As fachadas do prédio possuem gárgulas em concreto armado para drenagem das águas da cobertura. Este possui panos cegos de fachadas, porém, as fachadas voltadas para o Porto do Recife e para o Recife Antigo, são compostas por mais de dois mil cobogós, de um metro quadrado, confeccionados em cimento branco, fibra e outros materiais, pesando cerca de 160 kg cada. É um elemento tradicional de Pernambuco, tendo a função de proteger as paredes das variações climáticas. Os cobogós do Cais do Sertão também possuem função estética. Concepção dos arquitetos do projeto, quando o sol bate na fachada, o desenho reproduz no chão o solo rachado dos municípios sertanejos.

Os cobogós que compõem as fachadas voltadas para o porto e para o Recife Antigo, elementos tradicionais de Pernambuco, afim de controlar a luz e alterações climáticas, foram criados pelos próprios arquitetos do projeto, para quando o sol bater na fachada, o seu desenho reflita no chão o solo rachado do Sertão.

Conectados através do primeiro pavimento, o programa arquitetônico do primeiro módulo do museu contém a área de exposição, a administração e sanitários. O edifício está disposto em três níveis. O térreo abriga a entrada do museu com foyer coberto por laje protendida emoldurando uma árvore. Na parte interna há duas estruturas metálicas em aço cortén projetadas como salas de exposição do próprio acervo do museu, acessadas por uma escada metálica. A administração tem acesso independente através de elevador e escadas.

A ''Praça do Juazeiro'' deu lugar ao que era o antigo galpão Armazém 10. Seu acabamento foi pigmentado em uma coloração amarelo quente, assim como todo o interior do museu, que segundo os arquitetos, representa a luz do Sertão.

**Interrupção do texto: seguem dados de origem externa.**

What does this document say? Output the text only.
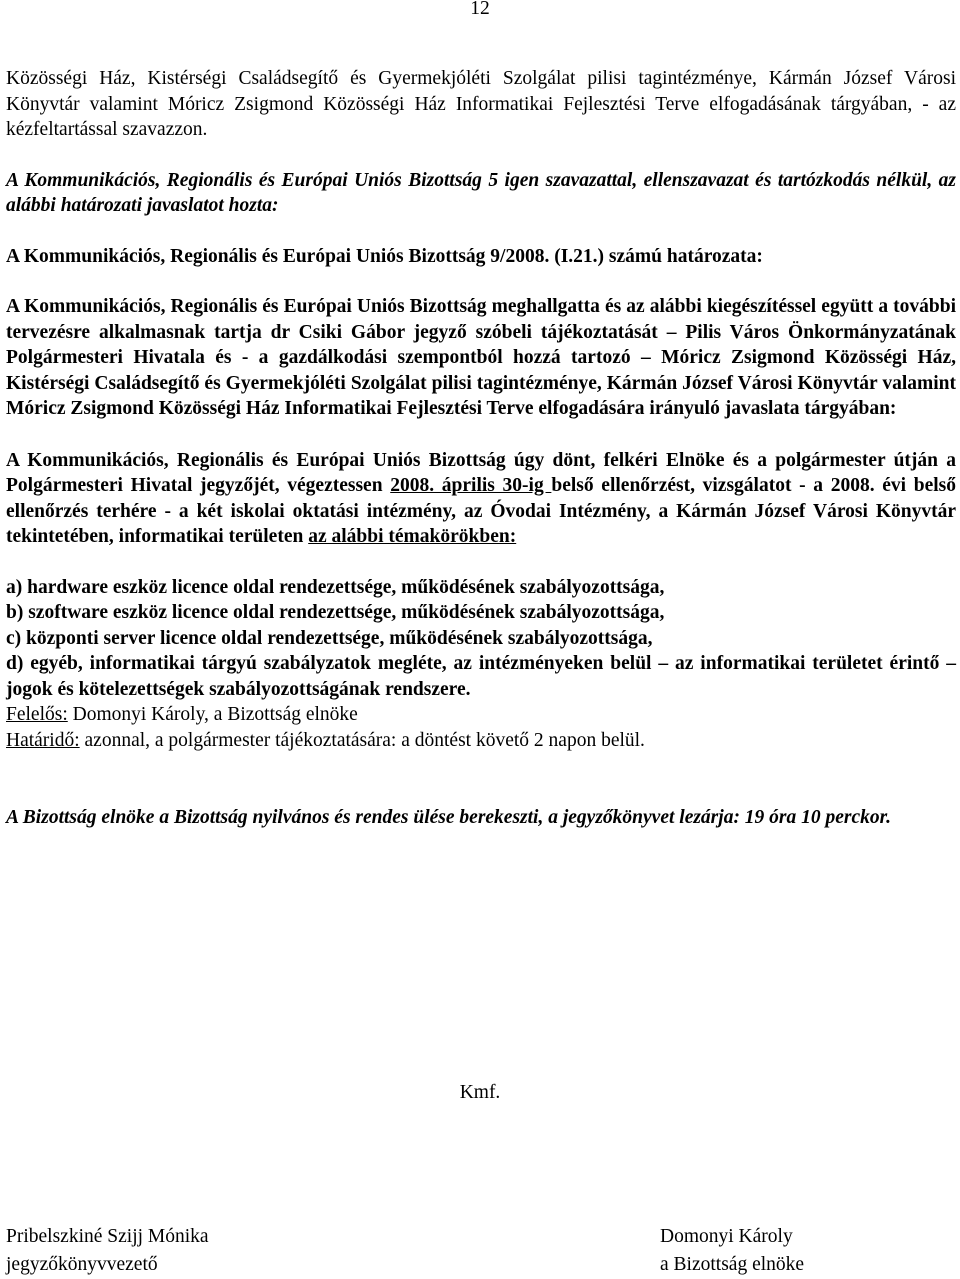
12

Közösségi Ház, Kistérségi Családsegítő és Gyermekjóléti Szolgálat pilisi tagintézménye, Kármán József Városi Könyvtár valamint Móricz Zsigmond Közösségi Ház Informatikai Fejlesztési Terve elfogadásának tárgyában, - az kézfeltartással szavazzon.

A Kommunikációs, Regionális és Európai Uniós Bizottság 5 igen szavazattal, ellenszavazat és tartózkodás nélkül, az alábbi határozati javaslatot hozta:

A Kommunikációs, Regionális és Európai Uniós Bizottság 9/2008. (I.21.) számú határozata:

A Kommunikációs, Regionális és Európai Uniós Bizottság meghallgatta és az alábbi kiegészítéssel együtt a további tervezésre alkalmasnak tartja dr Csiki Gábor jegyző szóbeli tájékoztatását – Pilis Város Önkormányzatának Polgármesteri Hivatala és - a gazdálkodási szempontból hozzá tartozó – Móricz Zsigmond Közösségi Ház, Kistérségi Családsegítő és Gyermekjóléti Szolgálat pilisi tagintézménye, Kármán József Városi Könyvtár valamint Móricz Zsigmond Közösségi Ház Informatikai Fejlesztési Terve elfogadására irányuló javaslata tárgyában:

A Kommunikációs, Regionális és Európai Uniós Bizottság úgy dönt, felkéri Elnöke és a polgármester útján a Polgármesteri Hivatal jegyzőjét, végeztessen 2008. április 30-ig belső ellenőrzést, vizsgálatot - a 2008. évi belső ellenőrzés terhére - a két iskolai oktatási intézmény, az Óvodai Intézmény, a Kármán József Városi Könyvtár tekintetében, informatikai területen az alábbi témakörökben:

a) hardware eszköz licence oldal rendezettsége, működésének szabályozottsága,

b) szoftware eszköz licence oldal rendezettsége, működésének szabályozottsága,

c) központi server licence oldal rendezettsége, működésének szabályozottsága,

d) egyéb, informatikai tárgyú szabályzatok megléte, az intézményeken belül – az informatikai területet érintő – jogok és kötelezettségek szabályozottságának rendszere.

Felelős: Domonyi Károly, a Bizottság elnöke

Határidő: azonnal, a polgármester tájékoztatására: a döntést követő 2 napon belül.

A Bizottság elnöke a Bizottság nyilvános és rendes ülése berekeszti, a jegyzőkönyvet lezárja: 19 óra 10 perckor.

Kmf.
Pribelszkiné Szijj Mónika
jegyzőkönyvvezető
Domonyi Károly
a Bizottság elnöke
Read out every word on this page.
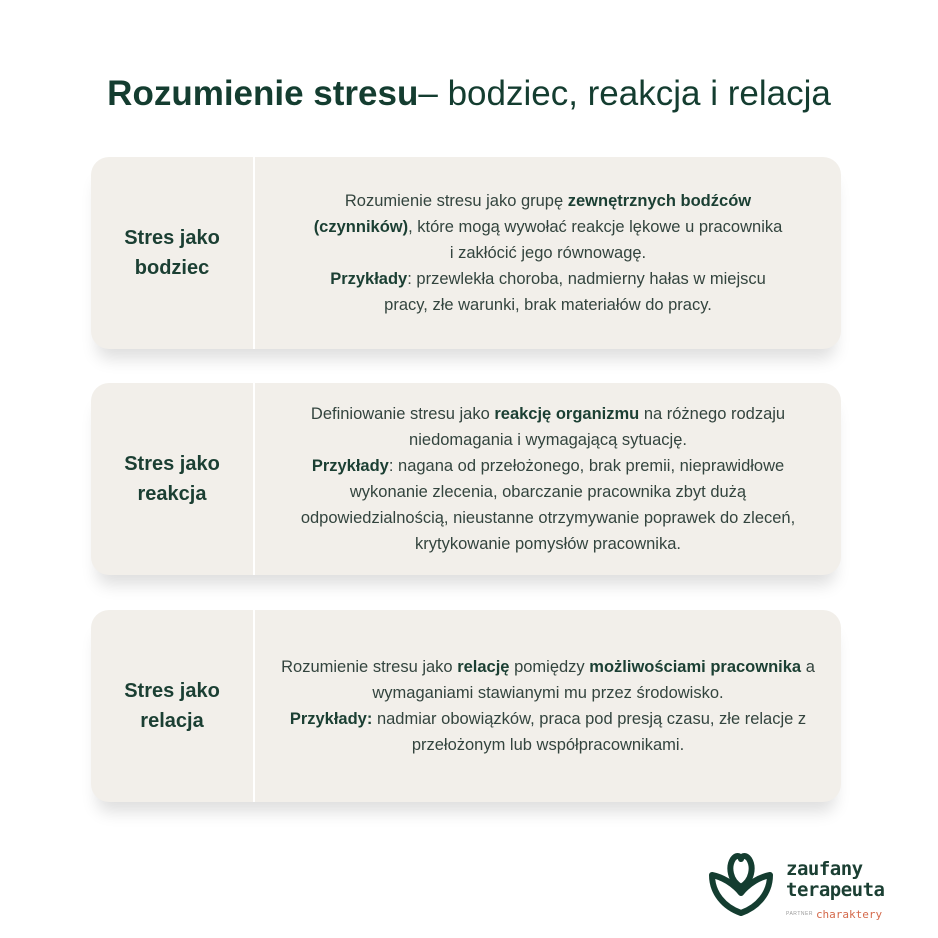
Rozumienie stresu– bodziec, reakcja i relacja
Stres jako
bodziec

Rozumienie stresu jako grupę zewnętrznych bodźców (czynników), które mogą wywołać reakcje lękowe u pracownika i zakłócić jego równowagę.
Przykłady: przewlekła choroba, nadmierny hałas w miejscu pracy, złe warunki, brak materiałów do pracy.

Stres jako
reakcja

Definiowanie stresu jako reakcję organizmu na różnego rodzaju niedomagania i wymagającą sytuację.
Przykłady: nagana od przełożonego, brak premii, nieprawidłowe wykonanie zlecenia, obarczanie pracownika zbyt dużą odpowiedzialnością, nieustanne otrzymywanie poprawek do zleceń, krytykowanie pomysłów pracownika.

Stres jako
relacja

Rozumienie stresu jako relację pomiędzy możliwościami pracownika a wymaganiami stawianymi mu przez środowisko.
Przykłady: nadmiar obowiązków, praca pod presją czasu, złe relacje z przełożonym lub współpracownikami.

zaufany
terapeuta
PARTNER charaktery
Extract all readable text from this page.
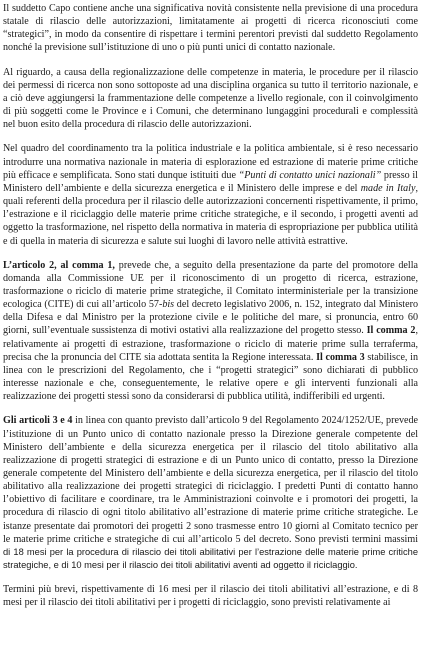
Il suddetto Capo contiene anche una significativa novità consistente nella previsione di una procedura statale di rilascio delle autorizzazioni, limitatamente ai progetti di ricerca riconosciuti come “strategici”, in modo da consentire di rispettare i termini perentori previsti dal suddetto Regolamento nonché la previsione sull’istituzione di uno o più punti unici di contatto nazionale.

Al riguardo, a causa della regionalizzazione delle competenze in materia, le procedure per il rilascio dei permessi di ricerca non sono sottoposte ad una disciplina organica su tutto il territorio nazionale, e a ciò deve aggiungersi la frammentazione delle competenze a livello regionale, con il coinvolgimento di più soggetti come le Province e i Comuni, che determinano lungaggini procedurali e complessità nel buon esito della procedura di rilascio delle autorizzazioni.

Nel quadro del coordinamento tra la politica industriale e la politica ambientale, si è reso necessario introdurre una normativa nazionale in materia di esplorazione ed estrazione di materie prime critiche più efficace e semplificata. Sono stati dunque istituiti due “Punti di contatto unici nazionali” presso il Ministero dell’ambiente e della sicurezza energetica e il Ministero delle imprese e del made in Italy, quali referenti della procedura per il rilascio delle autorizzazioni concernenti rispettivamente, il primo, l’estrazione e il riciclaggio delle materie prime critiche strategiche, e il secondo, i progetti aventi ad oggetto la trasformazione, nel rispetto della normativa in materia di espropriazione per pubblica utilità e di quella in materia di sicurezza e salute sui luoghi di lavoro nelle attività estrattive.

L’articolo 2, al comma 1, prevede che, a seguito della presentazione da parte del promotore della domanda alla Commissione UE per il riconoscimento di un progetto di ricerca, estrazione, trasformazione o riciclo di materie prime strategiche, il Comitato interministeriale per la transizione ecologica (CITE) di cui all’articolo 57-bis del decreto legislativo 2006, n. 152, integrato dal Ministero della Difesa e dal Ministro per la protezione civile e le politiche del mare, si pronuncia, entro 60 giorni, sull’eventuale sussistenza di motivi ostativi alla realizzazione del progetto stesso. Il comma 2, relativamente ai progetti di estrazione, trasformazione o riciclo di materie prime sulla terraferma, precisa che la pronuncia del CITE sia adottata sentita la Regione interessata. Il comma 3 stabilisce, in linea con le prescrizioni del Regolamento, che i “progetti strategici” sono dichiarati di pubblico interesse nazionale e che, conseguentemente, le relative opere e gli interventi funzionali alla realizzazione dei progetti stessi sono da considerarsi di pubblica utilità, indifferibili ed urgenti.

Gli articoli 3 e 4 in linea con quanto previsto dall’articolo 9 del Regolamento 2024/1252/UE, prevede l’istituzione di un Punto unico di contatto nazionale presso la Direzione generale competente del Ministero dell’ambiente e della sicurezza energetica per il rilascio del titolo abilitativo alla realizzazione di progetti strategici di estrazione e di un Punto unico di contatto, presso la Direzione generale competente del Ministero dell’ambiente e della sicurezza energetica, per il rilascio del titolo abilitativo alla realizzazione dei progetti strategici di riciclaggio. I predetti Punti di contatto hanno l’obiettivo di facilitare e coordinare, tra le Amministrazioni coinvolte e i promotori dei progetti, la procedura di rilascio di ogni titolo abilitativo all’estrazione di materie prime critiche strategiche. Le istanze presentate dai promotori dei progetti 2 sono trasmesse entro 10 giorni al Comitato tecnico per le materie prime critiche e strategiche di cui all’articolo 5 del decreto. Sono previsti termini massimi di 18 mesi per la procedura di rilascio dei titoli abilitativi per l’estrazione delle materie prime critiche strategiche, e di 10 mesi per il rilascio dei titoli abilitativi aventi ad oggetto il riciclaggio.

Termini più brevi, rispettivamente di 16 mesi per il rilascio dei titoli abilitativi all’estrazione, e di 8 mesi per il rilascio dei titoli abilitativi per i progetti di riciclaggio, sono previsti relativamente ai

A área externa do museu, denominada Praça do Juazeiro, foi construída após a demolição e retirada das estruturas dos antigos galpões. Nesta foi executada um piso de concreto industrial pigmentado sob contrapiso de concreto. O banco circular que recebe a árvore foi executado em concreto armado pigmentado, assim como as paredes e o teto do seu interior, formatado em linhas horizontais e verticais que compõem o desenho de tábuas. Segundo os arquitetos, sua coloração em amarelo quente é mais um componente que remete à luz e a terra do Sertão.

O Museu Cais do Sertão é aberto ao público de Terça à Domingo, das 09:00 às 17:00 nos dias úteis e das 13:00 às 17:00 nos finais de semana. Nas Terças a entrada é grátis.